Jeff Sharp teamed up with his neighbours, two doctors, as concerns grew about the state of New Zealand's equipment to cope with Covid-19.

His neighbours suggested PPE, but he had bigger ideas.

"After discussing those he said, 'Well you know you've got to give me something more difficult. How hard is it to make a ventilator?'" emergency physician Dr Martyn Harvey told 1 NEWS.

Dr Harvey had an old one in his office and gave it to Mr Sharp. A day later, he'd pulled it to bits and told them he could make it better.

"We're lucky that the UK government, the Australian government and now the Canadian government had all put out a set of design specifications for companies like us to rapidly produce ventilators," Mr Sharp says.

When it comes to electronics, the circuit boards from milking sheds might just do the trick.

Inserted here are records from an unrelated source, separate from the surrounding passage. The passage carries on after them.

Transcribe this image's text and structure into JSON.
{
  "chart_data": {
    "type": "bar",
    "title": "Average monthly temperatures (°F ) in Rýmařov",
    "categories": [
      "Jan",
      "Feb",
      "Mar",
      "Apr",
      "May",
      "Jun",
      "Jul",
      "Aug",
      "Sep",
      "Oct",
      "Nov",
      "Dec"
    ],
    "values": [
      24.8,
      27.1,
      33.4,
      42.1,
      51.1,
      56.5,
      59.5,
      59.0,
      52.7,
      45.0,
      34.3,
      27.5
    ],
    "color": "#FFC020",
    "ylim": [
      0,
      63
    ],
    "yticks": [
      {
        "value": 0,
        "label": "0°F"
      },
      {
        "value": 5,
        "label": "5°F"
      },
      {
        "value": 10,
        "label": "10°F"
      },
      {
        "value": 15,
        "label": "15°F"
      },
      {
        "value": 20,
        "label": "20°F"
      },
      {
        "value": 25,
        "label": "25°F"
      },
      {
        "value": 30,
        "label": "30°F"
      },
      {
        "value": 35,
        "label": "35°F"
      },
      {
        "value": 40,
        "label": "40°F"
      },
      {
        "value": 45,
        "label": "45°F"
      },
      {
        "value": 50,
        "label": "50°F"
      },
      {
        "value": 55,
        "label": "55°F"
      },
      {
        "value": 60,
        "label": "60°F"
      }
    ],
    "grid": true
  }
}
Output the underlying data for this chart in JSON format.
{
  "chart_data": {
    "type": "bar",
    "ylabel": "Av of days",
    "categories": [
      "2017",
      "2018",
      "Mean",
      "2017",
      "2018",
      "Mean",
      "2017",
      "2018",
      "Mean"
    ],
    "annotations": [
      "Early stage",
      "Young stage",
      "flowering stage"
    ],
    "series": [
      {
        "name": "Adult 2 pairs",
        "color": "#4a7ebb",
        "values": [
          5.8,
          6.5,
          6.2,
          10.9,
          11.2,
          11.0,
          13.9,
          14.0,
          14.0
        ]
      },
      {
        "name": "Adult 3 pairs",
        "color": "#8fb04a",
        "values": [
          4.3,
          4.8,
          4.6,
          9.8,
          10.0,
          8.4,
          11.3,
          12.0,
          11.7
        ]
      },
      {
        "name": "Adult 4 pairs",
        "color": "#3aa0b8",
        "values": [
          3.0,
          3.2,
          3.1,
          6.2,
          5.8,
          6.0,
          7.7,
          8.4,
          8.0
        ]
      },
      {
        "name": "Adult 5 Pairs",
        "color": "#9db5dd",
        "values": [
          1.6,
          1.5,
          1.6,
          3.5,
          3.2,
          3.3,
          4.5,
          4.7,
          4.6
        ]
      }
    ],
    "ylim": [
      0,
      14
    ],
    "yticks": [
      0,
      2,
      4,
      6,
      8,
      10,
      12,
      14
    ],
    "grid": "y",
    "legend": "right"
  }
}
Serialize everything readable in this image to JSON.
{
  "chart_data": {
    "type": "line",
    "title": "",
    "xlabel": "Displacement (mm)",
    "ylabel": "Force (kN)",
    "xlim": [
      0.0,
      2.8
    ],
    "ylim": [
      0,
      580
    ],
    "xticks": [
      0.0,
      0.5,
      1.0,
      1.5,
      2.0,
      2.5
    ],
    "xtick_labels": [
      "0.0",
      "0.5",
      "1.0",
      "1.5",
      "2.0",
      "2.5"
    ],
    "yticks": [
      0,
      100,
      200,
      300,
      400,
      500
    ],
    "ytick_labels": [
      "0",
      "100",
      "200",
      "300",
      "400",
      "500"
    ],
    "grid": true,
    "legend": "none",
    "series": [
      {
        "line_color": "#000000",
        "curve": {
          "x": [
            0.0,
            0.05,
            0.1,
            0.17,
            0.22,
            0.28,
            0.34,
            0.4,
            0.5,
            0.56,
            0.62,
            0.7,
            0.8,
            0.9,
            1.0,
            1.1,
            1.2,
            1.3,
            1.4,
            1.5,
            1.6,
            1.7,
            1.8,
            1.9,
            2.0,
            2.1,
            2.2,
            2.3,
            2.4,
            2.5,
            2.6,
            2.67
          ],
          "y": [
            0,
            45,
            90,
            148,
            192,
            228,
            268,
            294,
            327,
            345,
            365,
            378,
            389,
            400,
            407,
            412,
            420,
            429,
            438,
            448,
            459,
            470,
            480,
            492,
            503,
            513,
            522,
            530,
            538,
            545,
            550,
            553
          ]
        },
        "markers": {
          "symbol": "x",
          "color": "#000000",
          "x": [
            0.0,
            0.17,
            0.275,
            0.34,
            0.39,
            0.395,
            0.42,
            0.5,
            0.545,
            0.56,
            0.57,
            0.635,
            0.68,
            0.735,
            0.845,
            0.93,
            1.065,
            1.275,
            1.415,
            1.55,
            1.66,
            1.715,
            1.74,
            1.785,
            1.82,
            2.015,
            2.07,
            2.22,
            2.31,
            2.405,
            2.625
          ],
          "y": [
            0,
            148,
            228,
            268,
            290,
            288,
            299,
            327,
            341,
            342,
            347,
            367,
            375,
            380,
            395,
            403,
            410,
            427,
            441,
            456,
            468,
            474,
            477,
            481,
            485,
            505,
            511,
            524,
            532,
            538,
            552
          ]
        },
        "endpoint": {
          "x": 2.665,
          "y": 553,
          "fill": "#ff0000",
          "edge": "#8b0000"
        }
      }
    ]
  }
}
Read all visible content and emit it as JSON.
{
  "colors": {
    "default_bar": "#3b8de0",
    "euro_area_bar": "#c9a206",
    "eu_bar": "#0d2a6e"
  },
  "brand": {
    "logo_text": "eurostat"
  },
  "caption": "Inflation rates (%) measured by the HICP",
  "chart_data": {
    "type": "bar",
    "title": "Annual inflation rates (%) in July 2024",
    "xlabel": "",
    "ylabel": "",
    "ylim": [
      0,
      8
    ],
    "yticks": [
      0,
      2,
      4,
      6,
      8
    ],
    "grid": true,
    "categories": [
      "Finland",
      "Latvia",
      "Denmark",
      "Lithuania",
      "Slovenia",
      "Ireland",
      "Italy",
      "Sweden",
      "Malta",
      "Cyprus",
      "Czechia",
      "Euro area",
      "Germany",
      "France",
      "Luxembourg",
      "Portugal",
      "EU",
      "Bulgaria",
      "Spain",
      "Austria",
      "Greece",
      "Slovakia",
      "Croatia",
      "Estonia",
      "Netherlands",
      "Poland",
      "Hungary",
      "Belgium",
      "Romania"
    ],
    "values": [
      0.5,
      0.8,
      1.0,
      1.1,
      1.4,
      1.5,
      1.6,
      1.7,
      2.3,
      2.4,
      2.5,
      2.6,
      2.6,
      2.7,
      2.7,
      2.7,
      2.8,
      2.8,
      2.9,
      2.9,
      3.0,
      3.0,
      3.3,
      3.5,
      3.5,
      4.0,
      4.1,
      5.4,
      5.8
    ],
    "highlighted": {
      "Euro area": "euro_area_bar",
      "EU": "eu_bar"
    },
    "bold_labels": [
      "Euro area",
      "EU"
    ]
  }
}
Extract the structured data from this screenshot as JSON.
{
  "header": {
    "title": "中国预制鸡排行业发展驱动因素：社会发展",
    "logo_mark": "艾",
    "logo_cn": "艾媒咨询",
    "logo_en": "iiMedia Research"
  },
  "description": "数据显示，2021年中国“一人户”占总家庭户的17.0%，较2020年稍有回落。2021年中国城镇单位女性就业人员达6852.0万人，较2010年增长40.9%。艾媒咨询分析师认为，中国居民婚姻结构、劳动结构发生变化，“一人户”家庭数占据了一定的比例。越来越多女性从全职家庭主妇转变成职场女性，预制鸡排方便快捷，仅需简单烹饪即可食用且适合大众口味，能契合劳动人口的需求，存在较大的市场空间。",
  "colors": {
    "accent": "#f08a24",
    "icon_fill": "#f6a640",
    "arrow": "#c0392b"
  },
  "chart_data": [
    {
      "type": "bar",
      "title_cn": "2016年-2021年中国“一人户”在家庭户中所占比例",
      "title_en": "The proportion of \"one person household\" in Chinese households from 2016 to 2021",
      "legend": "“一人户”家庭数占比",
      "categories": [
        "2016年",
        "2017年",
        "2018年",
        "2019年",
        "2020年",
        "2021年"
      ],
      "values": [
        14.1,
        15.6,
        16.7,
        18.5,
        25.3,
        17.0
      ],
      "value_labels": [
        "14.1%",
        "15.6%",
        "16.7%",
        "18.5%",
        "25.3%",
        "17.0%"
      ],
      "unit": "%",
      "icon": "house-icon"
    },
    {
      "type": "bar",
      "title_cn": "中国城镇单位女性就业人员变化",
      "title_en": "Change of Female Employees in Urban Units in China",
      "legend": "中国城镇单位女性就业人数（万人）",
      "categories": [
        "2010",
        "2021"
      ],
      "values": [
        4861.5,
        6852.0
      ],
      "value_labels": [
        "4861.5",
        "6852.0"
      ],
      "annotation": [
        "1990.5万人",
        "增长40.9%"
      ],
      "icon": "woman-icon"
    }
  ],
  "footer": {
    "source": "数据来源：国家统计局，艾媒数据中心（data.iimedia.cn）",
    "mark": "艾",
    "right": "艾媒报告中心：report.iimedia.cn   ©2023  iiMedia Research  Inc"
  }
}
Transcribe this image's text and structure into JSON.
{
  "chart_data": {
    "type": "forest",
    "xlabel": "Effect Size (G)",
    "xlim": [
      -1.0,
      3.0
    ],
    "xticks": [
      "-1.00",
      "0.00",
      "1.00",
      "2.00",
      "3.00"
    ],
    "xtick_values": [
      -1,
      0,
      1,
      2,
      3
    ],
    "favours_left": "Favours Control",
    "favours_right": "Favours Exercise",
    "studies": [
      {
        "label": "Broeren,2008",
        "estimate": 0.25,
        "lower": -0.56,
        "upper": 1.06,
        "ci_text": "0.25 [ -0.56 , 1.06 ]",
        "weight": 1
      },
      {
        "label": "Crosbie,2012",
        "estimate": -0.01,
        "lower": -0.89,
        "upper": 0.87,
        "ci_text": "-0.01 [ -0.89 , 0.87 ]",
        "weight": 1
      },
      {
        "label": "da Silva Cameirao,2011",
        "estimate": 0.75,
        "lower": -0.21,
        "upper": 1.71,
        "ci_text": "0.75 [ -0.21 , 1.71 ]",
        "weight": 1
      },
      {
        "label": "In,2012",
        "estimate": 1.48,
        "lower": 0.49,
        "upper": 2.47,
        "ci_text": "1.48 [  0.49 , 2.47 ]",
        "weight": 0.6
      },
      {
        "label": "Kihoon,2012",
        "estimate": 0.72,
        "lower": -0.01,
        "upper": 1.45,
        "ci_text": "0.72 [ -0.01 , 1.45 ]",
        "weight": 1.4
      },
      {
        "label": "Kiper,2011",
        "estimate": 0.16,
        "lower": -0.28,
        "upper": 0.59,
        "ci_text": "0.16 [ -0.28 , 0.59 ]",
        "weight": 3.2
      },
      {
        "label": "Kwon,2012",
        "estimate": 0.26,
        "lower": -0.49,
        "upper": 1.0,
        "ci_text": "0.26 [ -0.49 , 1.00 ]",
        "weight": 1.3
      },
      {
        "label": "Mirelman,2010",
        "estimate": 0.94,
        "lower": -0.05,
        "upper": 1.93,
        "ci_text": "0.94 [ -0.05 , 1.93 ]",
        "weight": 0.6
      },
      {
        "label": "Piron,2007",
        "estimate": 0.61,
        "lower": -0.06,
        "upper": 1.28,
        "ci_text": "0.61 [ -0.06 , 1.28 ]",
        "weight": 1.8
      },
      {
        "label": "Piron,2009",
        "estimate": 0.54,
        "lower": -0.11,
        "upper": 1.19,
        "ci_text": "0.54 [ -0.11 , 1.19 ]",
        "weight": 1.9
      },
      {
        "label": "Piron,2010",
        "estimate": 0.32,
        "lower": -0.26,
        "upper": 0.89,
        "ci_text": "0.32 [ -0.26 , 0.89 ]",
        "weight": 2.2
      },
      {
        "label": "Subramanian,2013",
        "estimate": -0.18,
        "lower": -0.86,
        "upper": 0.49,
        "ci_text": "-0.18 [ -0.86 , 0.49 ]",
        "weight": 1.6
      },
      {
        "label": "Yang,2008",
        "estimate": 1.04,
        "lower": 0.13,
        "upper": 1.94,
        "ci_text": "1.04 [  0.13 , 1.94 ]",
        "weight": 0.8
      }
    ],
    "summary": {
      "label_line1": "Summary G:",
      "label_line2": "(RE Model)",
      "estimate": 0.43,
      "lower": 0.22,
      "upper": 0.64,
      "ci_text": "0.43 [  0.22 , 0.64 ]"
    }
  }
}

"Milk Tech NZ, our partner company here who has dairy automation equipment, I think we can repurpose some of their electronics and componentry," Mr Sharp says.

He reckons they can make 100 ventilators a day at fraction of the cost.  

It could have worldwide impacts, neighbour and emergency medicine specialist Dr Giles Chanwai says.

"Our Pacific island neighbours, they lack ventilators, and with Jeff we think that we can make a pandemic and disaster ventilator."

His company is spending $10,000 a day on developing the prototype and he's hoping the government will stump up some cash.

"I've got my designer Nick Lee working at the moment and myself, we've been doing a tag team approach on the design for two weeks [with] 16-18 hour days."

One of his ventilators has been ticking for 14 consecutive days, a test of ingenuity and neighbourly relations.